Again thanks for your kind words.

That’s why LMIC-node was created to make it easy to get a node up and running. :wink:

The problem is now with the join accept. The node is kept near the gateway but still, no join accept message has been received. Although, this is not my target abut s you suggested practicing on various examples will make me perfect in LoRaWAN. My goal is to connect the LoRa node via ABP.

Good luck with your research and journey on the forum.
(Much information is already present on the forum to help you solve those issues).

Using the Search option and checking the Categories will be most useful.

Thank you sir, Yes I am studying every post on the forum may be any of them could fit on my problem. Thanks for your encouragement.

I’ve outlined several times that ABP does not join which you are either not reading, forgetting or ignoring. But mostly you just don’t seem to absorb the information.

@bluejedi was referring to LMIC-node - a quick forum search would have found all the detail on that.

Strange, when I moved from LoRa to LoRaWAN, I spent two or three days to read the documentation and do the tutorials and implemented LMiC almost straight away.

You seem totally blind to your lack of knowledge. Try reading all the docs that TTN spent so much time creating that you could have found at any time.

https://www.thethingsnetwork.org/docs/v2-docs/

Hi sorry to interrupt in the conversation.

I have also have a couple of feather m0 lora, does any body know how to configure “add the device” in an application. it does not appear as one of the supported devices and I have no idea of how to add the device manually.

Maybe you have been able to configure it in TTN Console V3, and your knowledge would be greatly appreciated.

Regrads, Victor.

It’s just generic device so the docs & form aren’t that special, you could configure any device with them, as we did for devices in the repository before it existed.

So use the LoRaWAn version appropriate to the firmware, frequencies appropriate to your region, get the console to create the EUI’s and AppKey and put that in to the firmware.

Thanks Nick, I will give it a try this afternoon.

capture 2021-09-10 16·01·14

Hi Vsanjuan,

I’ve been using the MCCI Catenna LoRaWAN library Version 3.3.0, this by default will be LoRa MAC Version 1.0.3 for library version 3.3.0, so in TTNv3, select “manual” then select MAC version 1.0.3 and then the second PHY will be only one available and auto-selected - which narrows it down, only do this if you are using the same library as I have been.

Then select country/frequency plan that suits where the device will be deployed - this matches exactly what you programmed the node too, e.g.
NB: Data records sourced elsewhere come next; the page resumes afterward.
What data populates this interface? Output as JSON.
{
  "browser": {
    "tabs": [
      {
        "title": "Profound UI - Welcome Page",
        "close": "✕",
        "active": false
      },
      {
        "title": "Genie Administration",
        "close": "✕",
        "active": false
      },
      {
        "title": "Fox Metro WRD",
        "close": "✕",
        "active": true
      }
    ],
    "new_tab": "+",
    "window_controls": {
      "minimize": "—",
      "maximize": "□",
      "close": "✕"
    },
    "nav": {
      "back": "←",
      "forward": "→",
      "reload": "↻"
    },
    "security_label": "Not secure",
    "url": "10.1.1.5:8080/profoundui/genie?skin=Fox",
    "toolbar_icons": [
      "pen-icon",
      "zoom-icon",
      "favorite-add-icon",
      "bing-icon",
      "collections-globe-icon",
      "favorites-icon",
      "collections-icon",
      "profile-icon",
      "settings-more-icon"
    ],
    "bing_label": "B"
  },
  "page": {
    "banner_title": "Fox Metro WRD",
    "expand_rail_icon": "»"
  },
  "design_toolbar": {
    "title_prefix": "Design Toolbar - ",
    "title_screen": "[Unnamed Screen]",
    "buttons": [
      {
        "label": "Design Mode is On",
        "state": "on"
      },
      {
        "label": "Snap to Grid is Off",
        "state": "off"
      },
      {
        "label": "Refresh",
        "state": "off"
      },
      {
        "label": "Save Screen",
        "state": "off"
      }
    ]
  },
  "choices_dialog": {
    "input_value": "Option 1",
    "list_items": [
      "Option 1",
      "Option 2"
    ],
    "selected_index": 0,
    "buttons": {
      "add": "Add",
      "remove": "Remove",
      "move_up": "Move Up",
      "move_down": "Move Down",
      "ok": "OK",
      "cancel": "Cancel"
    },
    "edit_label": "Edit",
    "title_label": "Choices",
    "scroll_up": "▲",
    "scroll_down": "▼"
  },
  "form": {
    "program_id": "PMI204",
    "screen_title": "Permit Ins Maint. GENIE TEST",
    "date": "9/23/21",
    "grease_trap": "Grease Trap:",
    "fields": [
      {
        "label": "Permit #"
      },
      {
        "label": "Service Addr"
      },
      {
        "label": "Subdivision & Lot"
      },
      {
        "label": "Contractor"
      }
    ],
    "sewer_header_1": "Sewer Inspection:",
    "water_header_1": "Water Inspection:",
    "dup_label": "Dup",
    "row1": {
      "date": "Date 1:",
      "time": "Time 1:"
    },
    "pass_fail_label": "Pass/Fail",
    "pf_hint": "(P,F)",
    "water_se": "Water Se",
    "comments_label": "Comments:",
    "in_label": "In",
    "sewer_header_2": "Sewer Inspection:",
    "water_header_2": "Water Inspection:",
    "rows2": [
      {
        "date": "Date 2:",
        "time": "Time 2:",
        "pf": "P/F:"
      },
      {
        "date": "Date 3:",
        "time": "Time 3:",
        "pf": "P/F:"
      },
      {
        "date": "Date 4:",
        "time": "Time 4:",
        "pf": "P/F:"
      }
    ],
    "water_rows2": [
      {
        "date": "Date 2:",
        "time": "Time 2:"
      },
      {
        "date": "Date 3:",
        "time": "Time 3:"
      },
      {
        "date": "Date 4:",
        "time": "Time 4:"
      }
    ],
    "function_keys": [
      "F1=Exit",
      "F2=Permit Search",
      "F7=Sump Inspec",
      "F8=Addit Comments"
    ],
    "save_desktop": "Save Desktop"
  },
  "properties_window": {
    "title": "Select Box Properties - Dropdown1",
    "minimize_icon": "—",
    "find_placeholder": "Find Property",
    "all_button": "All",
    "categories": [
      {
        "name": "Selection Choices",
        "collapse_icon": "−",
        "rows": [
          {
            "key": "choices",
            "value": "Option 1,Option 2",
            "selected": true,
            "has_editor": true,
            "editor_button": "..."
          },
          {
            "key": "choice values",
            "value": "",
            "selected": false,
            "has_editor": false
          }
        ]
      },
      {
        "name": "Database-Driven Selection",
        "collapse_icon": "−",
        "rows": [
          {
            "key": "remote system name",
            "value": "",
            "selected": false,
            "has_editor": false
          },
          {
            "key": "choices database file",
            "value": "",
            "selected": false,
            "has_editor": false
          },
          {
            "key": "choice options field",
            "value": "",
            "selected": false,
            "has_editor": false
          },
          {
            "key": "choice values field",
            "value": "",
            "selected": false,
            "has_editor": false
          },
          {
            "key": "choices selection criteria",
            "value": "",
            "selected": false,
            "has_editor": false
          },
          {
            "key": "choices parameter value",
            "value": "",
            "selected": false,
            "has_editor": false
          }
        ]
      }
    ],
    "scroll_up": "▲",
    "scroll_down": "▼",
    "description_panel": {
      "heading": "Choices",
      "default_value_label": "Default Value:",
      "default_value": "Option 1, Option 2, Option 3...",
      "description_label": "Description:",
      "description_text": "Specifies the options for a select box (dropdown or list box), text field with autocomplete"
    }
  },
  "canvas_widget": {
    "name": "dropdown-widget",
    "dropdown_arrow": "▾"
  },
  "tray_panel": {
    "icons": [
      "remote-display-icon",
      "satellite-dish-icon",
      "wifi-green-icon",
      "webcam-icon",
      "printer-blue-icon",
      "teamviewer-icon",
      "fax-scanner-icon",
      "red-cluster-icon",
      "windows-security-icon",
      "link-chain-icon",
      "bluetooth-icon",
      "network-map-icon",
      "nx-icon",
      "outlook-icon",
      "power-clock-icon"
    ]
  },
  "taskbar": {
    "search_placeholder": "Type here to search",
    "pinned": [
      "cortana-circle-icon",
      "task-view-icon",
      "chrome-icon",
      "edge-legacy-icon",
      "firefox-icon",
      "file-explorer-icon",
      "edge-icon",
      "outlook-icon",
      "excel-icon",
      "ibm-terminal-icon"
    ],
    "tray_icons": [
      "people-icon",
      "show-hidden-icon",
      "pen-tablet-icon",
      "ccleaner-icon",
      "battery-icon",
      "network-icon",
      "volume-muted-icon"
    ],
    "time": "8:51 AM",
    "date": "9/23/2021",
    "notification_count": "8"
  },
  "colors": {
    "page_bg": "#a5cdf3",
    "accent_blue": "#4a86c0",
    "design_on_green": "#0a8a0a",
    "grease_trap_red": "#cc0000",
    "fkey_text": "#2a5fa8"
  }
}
MCCI you have to select frequency plan in lmic_project_config.h from the library before compiling (best to edit config file, save and then re-open the project) then in the code state for US915 and AU915 for example the subband 2 (at least this is still manual process in MCCI 3.3.0 library because of the vastness of AU915 etc) to select this use the line " LMIC_selectSubBand(1); " in the void setup section, where (1) = Subband 2, (0) = Subband 1, if your frequency plan doesn’t need sub-band control (e.g AS923) then comment out the subband section in void setup.

I’ve successfully done around 6 OTAA DIY devices with Feather M0 LoRa RFM95 with AU915, measuring PM2.5, DHT-22, SHT31 and thermistors etc using this code as basis - no major issues, best the check the example sketches too - DHT22 is a good one to show how the code measures and prepares sensor data for transmission.

There is new version of the MCCI library (like 4.0.0) but I personally have not tried it, at least I had to update all my node devices to MCCI 3.3.0 a few months ago in order for them to even join on TTNv3 / TTS CE compared to TTNv2, as MAC version 1.0.2 on the old library was not working in V3, even though it all matched.